Ahaha le maître n'a pas la langue dans sa poche. Même les enseignements du Bouddha peuvent être comme un pilier susceptible de pourrir un jour si on se contente de la philosophie naturelle. C'est à se demander si l'enseignement dans le bouddhisme n'est pas un moyen d'avoir à ses ordres Sages et Disciples. Si c'est le cas, c'est aux disciples, de ne pas être dupes.

Le singe n'est pas le héros de l'histoire. C'est le pèlerin que le singe finit par accepter d'accompagner jusqu'au Bouddha pour obtenir de lui les enseignements du grand véhicule. A travers l'histoire rocambolesque, on peut y lire une critique assez sévère du bouddhisme ancien.

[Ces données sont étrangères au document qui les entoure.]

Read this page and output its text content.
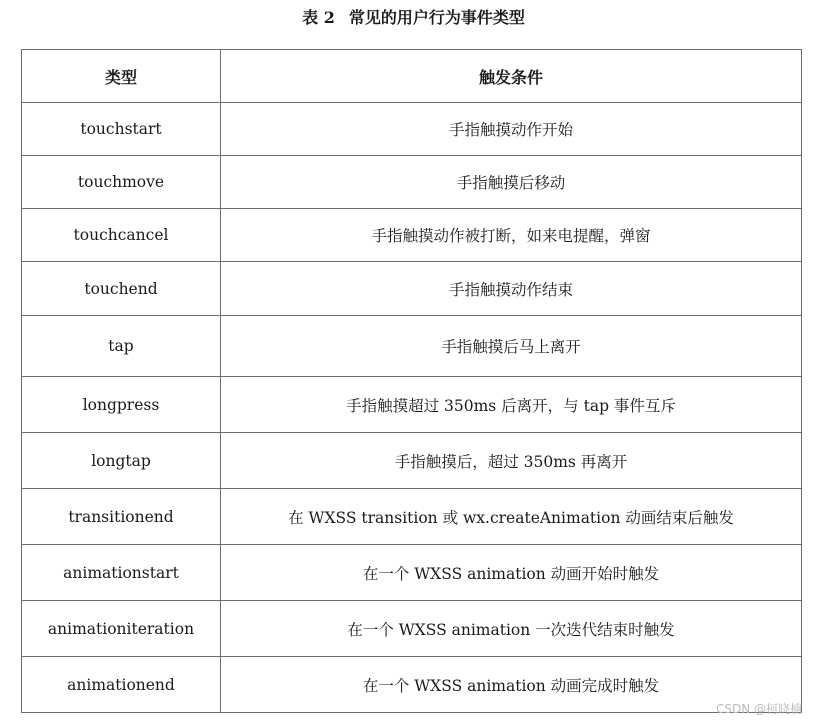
表 2 常见的用户行为事件类型
类型	触发条件
touchstart	手指触摸动作开始
touchmove	手指触摸后移动
touchcancel	手指触摸动作被打断，如来电提醒，弹窗
touchend	手指触摸动作结束
tap	手指触摸后马上离开
longpress	手指触摸超过 350ms 后离开，与 tap 事件互斥
longtap	手指触摸后，超过 350ms 再离开
transitionend	在 WXSS transition 或 wx.createAnimation 动画结束后触发
animationstart	在一个 WXSS animation 动画开始时触发
animationiteration	在一个 WXSS animation 一次迭代结束时触发
animationend	在一个 WXSS animation 动画完成时触发
CSDN @柯晓楠
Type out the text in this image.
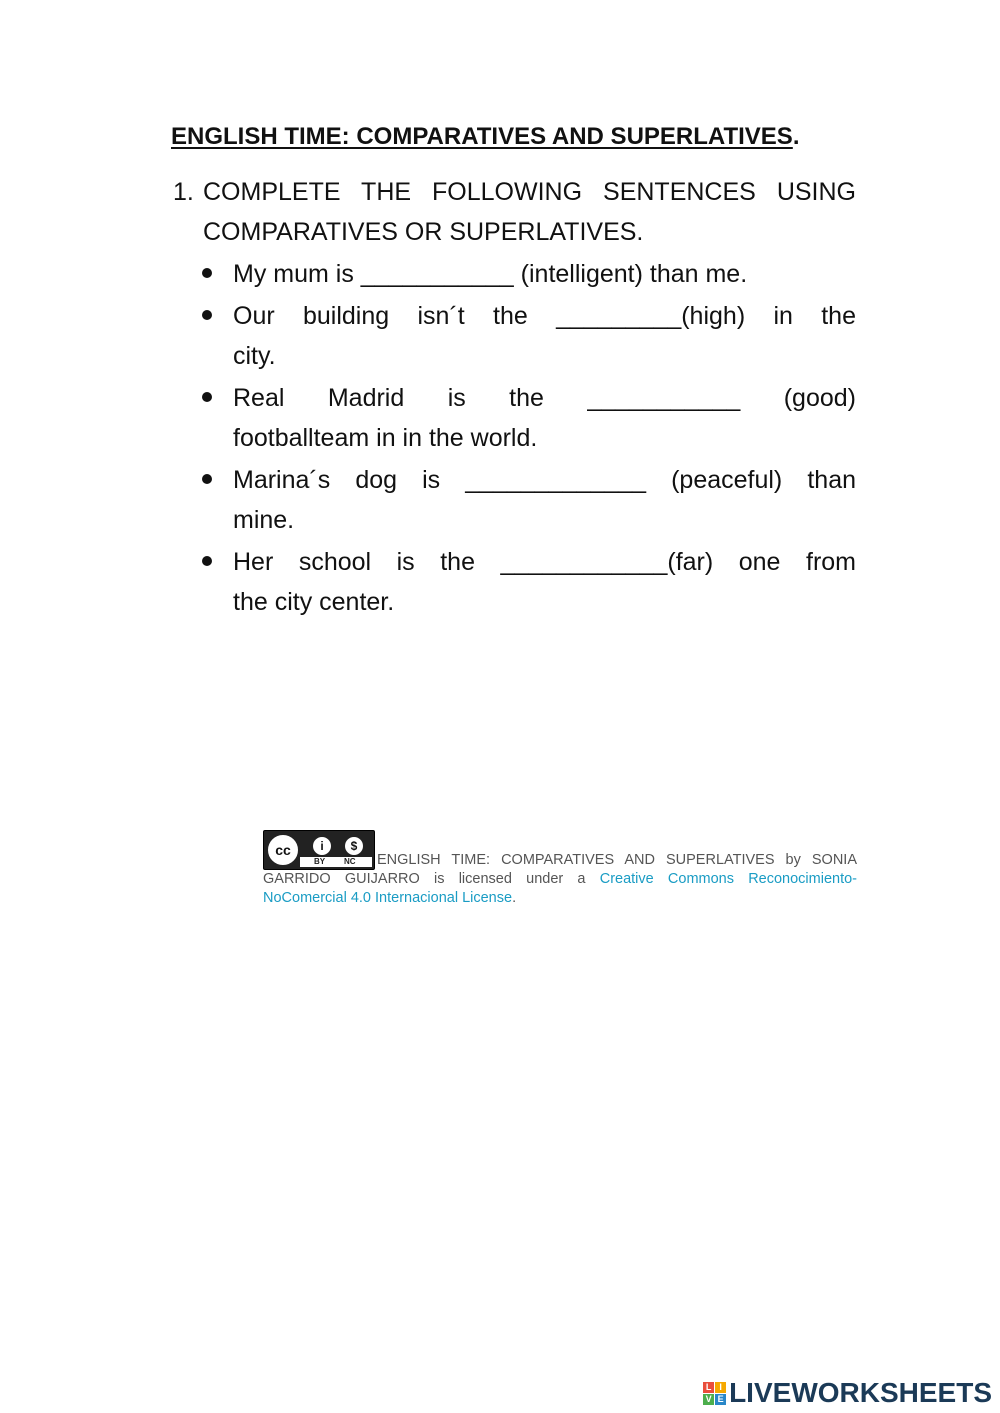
ENGLISH TIME: COMPARATIVES AND SUPERLATIVES.
1. COMPLETE THE FOLLOWING SENTENCES USING
COMPARATIVES OR SUPERLATIVES.
My mum is ___________ (intelligent) than me.
Our building isn´t the _________(high) in the
city.
Real Madrid is the ___________ (good)
footballteam in in the world.
Marina´s dog is _____________ (peaceful) than
mine.
Her school is the ____________(far) one from
the city center.
cc	i	$
BY NC ENGLISH TIME: COMPARATIVES AND SUPERLATIVES by SONIA
GARRIDO GUIJARRO is licensed under a Creative Commons Reconocimiento-
NoComercial 4.0 Internacional License.
L I
V E LIVEWORKSHEETS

Il est question de ce livre au début de l'excellente émission Sur les épaules de Darwin de Jean Claude Ameisen Comme un fleuve qui remonterait son cours
En effet, il est question de l'immortalité au début de ce roman et dans les dernières émissions de Jean Claude Ameisen, il est question de ce qui pourrait retarder le vieillissement.

Le maître tchan accepte de lui enseigner les secrets de l'éternité :

"Ménager, entretenir les puissances vitales, cela et rien d'autre (...) Rapelle-toi la tortue et le serpent, noués dans leur stricte étreinte"

Mais le singe devra quand même apprendre les 72 transformations qui permettent d'échapper à bien des dangers. L'immortalité n'est pas une immortalité de fait. Même les immortels, dans l'histoire, peuvent mourir.

Après avoir semé la panique chez les dieux qui ne peuvent rien contre lui, le Bouddha sera appelé à la rescousse et c'est à ce moment là de l'histoire que le bouddha le mettra au défi de sauter hors de la paume de sa main. Ni parvenant pas il sera enfermé au creux d'une montagne pendant 500 ans, jusqu’à ce que le Pèlerin vienne le chercher.